A system that would allow our nuclear submarines to keep in touch with headquarters without being exposed to prying Soviet eyes has been determinedly deep-sixed by President Carter because of a campaign pledge he made to Michigan voters four years ago.
It will shock the American public to learn what the Russians discovered long ago: Our submarine missile force could not now effectively communicate with the White House in a national emergency from the safety of the ocean's depths.
Like Hansel and Gretel leaving a trail of bread crumbs, a sub that needs to send or receive signals from Washington must use a wire antenna towed either on the surface of the ocean or attached to a buoy just below the surface. Either technique makes the sub a sitting duck for enemy ships or aircraft.
The best way a submarine can protect itself is to run silent and deep -- but at the cost of not knowing what is going on in the world and what the commander-in-chief wants to do. To keep in touch, it must now bob up to periscope depth.
What makes the situation truly shocking, though, is that the Navy found a way out of this dilemma 11 years ago. It is a system known as ELF -- for extremely low frequency. It originally called for 2,400 miles of antenna to be buried in northern Wisconsin and the Upper Peninsula of Michigan. The superantenna would beam messages to subs deep under water.
Why wasn't ELF constructed? Fourteen secret and confidential White House, Pentagon and congressional documents, seen by my reporters Dale Van Atta and Gloria Danziger, trace ELF's scuttling to Oct. 25, 1976.
On that day, candidate Carter, wooing the votes of environmentalists and Michiganders worried about possible dangers in the underground antenna system, promised that ELF "will not be built in the Upper Peninsula of Michigan against the wishes of its citizens."

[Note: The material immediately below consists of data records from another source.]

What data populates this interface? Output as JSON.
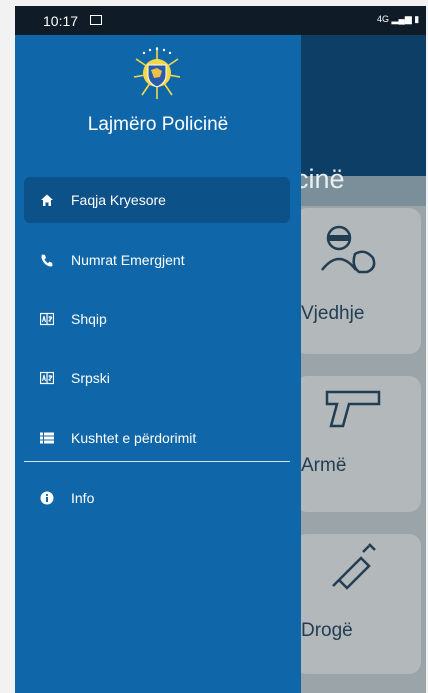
{
  "status_bar": {
    "time": "10:17",
    "network": "4G"
  },
  "background": {
    "title": "cinë",
    "cards": [
      {
        "label": "Vjedhje",
        "icon": "thief-icon"
      },
      {
        "label": "Armë",
        "icon": "gun-icon"
      },
      {
        "label": "Drogë",
        "icon": "syringe-icon"
      }
    ]
  },
  "drawer": {
    "app_title": "Lajmëro Policinë",
    "items": [
      {
        "label": "Faqja Kryesore",
        "icon": "home-icon",
        "active": true
      },
      {
        "label": "Numrat Emergjent",
        "icon": "phone-icon"
      },
      {
        "label": "Shqip",
        "icon": "language-icon"
      },
      {
        "label": "Srpski",
        "icon": "language-icon"
      },
      {
        "label": "Kushtet e përdorimit",
        "icon": "list-icon"
      },
      {
        "label": "Info",
        "icon": "info-icon"
      }
    ]
  },
  "colors": {
    "drawer": "#0f67a9",
    "active_item": "#0c5288",
    "header": "#0d3f66"
  }
}
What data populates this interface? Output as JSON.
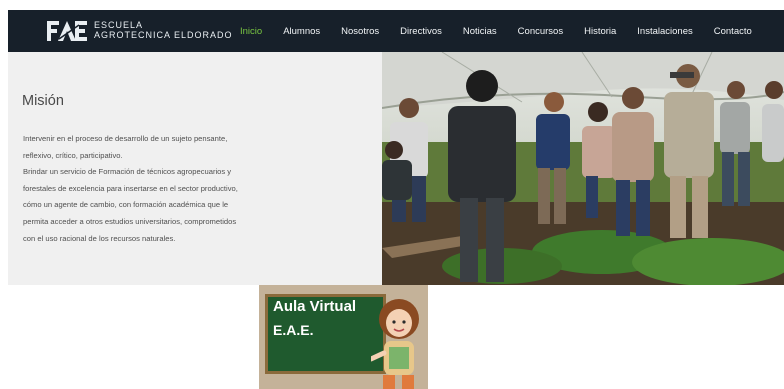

As president, Carter was persuaded -- briefly -- by his military experts that ELF was too vital to be put off. He asked Congress for $20 million in research and development funds. Military leaders, including Defense Secretary Harold Brown, were unanimous in their view that the need for ELF was both "real and urgent."
But Carter soon began to waffle. On Feb. 16, 1978, in a letter to Brown, the president said he had reservations about ELF, "primarily because of public opposition and the inevitable inconvenience to private landowners as well as its excessive cost." He conceded, however, that his staff could find no alternative to ELF if the nuclear submarine force was to be protected with "a resonable period of time." He recommended a scaled-down version.
Brown kept pushing. Carter kept stalling. One reason appears to have been timely prodding by Sen. Carl Levin (D-Mich.). On Jan. 10, 1979, he warned Carter that if he broke his promise on ELF it would "test the credibility of your administration."
Even more pointedly, Levin wrote the president last May 12 that approval of ELF "would focus the attention of the entire state and nation on [the] issue as a test of your credibility just before the general election."
Footnote: Both the Navy and the National Academy of Sciences conducted studies and concluded there was no cause for concern about environmental hazards.